Usana has had similar run-ins with investigators and has been the subject of numerous lawsuits accusing the company of being a pyramid scheme. The company’s founder, Myron Wentz, renounced his American citizenship in the 1990s, reportedly to avoid paying taxes. In 2007, he owned 45 percent of the company’s stock, which he held in the off-shore tax haven Isle of Man. Usana has been the subject of SEC probes, stemming from irregularities in its financial reporting.
In 2007, several of Usana’s board members had to step down after revelations that they’d misrepresented their credentials in SEC filings. As it turned out, the company’s chief financial officer wasn’t, as he’d said, a CPA, nor was its “audit committee’s financial expert.” Another board member had to quit after the news broke that his Ph.D. was in forestry, not biology, as he’d claimed. Meanwhile, a “doctor” on its medical advisory board was forced to resign after the discovery that he had actually surrendered his medical license in 2004 to avoid disciplinary proceedings in Georgia. The company’s accounting firm quit and Usana was threatened with delisting from NASDAQ.
Consumer advocates have called on the FTC to investigate the company based on information showing that the company’s earnings are based almost entirely on recruiting new distributors rather than selling anything. (The Wall Street Journal found in 2007 that only 14 percent of Usana’s products were sold retail. The rest were sold to the company’s distributors, the hallmark of a pyramid scheme.) A Salt Lake Tribune study found in 2010 that distributors for Usana earned commissions of, on average, about $600 a year, while a tiny percentage of top sellers made more than $800,000.

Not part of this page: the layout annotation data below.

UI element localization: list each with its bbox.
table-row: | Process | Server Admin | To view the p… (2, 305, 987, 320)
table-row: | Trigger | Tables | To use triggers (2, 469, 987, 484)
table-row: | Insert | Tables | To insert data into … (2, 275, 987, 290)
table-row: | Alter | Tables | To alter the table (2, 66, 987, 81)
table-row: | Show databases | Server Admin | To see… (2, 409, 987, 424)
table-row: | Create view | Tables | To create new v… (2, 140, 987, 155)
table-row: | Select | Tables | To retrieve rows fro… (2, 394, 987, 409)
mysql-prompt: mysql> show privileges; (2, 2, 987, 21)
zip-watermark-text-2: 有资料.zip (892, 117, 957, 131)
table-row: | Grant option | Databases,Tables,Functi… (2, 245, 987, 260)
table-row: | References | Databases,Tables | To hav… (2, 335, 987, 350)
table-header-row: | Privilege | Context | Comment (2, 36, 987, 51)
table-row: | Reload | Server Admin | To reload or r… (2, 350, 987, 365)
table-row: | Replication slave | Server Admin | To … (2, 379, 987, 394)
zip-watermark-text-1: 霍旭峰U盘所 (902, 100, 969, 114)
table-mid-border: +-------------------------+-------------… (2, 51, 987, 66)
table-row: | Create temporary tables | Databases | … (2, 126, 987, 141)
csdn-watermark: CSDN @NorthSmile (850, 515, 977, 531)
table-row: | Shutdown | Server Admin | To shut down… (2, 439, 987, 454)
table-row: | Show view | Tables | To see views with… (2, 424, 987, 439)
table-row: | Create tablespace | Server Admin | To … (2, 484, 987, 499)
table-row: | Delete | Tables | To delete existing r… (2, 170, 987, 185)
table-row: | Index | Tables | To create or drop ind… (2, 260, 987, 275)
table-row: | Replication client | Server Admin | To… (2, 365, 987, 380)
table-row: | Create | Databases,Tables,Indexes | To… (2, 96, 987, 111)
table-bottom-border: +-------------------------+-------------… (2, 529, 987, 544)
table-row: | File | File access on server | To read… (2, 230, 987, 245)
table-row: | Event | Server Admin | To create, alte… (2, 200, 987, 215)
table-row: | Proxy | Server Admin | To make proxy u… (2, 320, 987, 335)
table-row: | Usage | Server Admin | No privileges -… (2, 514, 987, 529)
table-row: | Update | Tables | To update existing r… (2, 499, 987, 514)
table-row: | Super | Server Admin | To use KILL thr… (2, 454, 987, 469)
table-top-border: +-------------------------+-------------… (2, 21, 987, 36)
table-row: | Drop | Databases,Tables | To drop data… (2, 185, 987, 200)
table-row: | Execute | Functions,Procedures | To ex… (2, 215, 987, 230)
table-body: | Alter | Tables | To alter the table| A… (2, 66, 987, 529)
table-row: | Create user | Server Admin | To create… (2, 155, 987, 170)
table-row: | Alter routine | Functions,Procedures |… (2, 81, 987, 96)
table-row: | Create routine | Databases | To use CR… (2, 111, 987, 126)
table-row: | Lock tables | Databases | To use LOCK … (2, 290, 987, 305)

The Consumer Awareness Institute’s Taylor says that while Huntsman may have thought he was helping the local business community when he went to bat for these sorts of firms, he was instead furthering a scam that hurt thousands of people, both in Utah and far beyond its borders.
The Huntsman campaign did not respond to a request for comment on this story.
Taylor says he thinks Huntsman is a good man, but that the MLM industry is awash in money and has outsized political influence. Utah has the dubious distinction, he notes, of serving as home to more MLM companies per capita than anywhere else in the country. “When money controls the decision making” for politicians, including Huntsman, he laments, “this is just what happens.”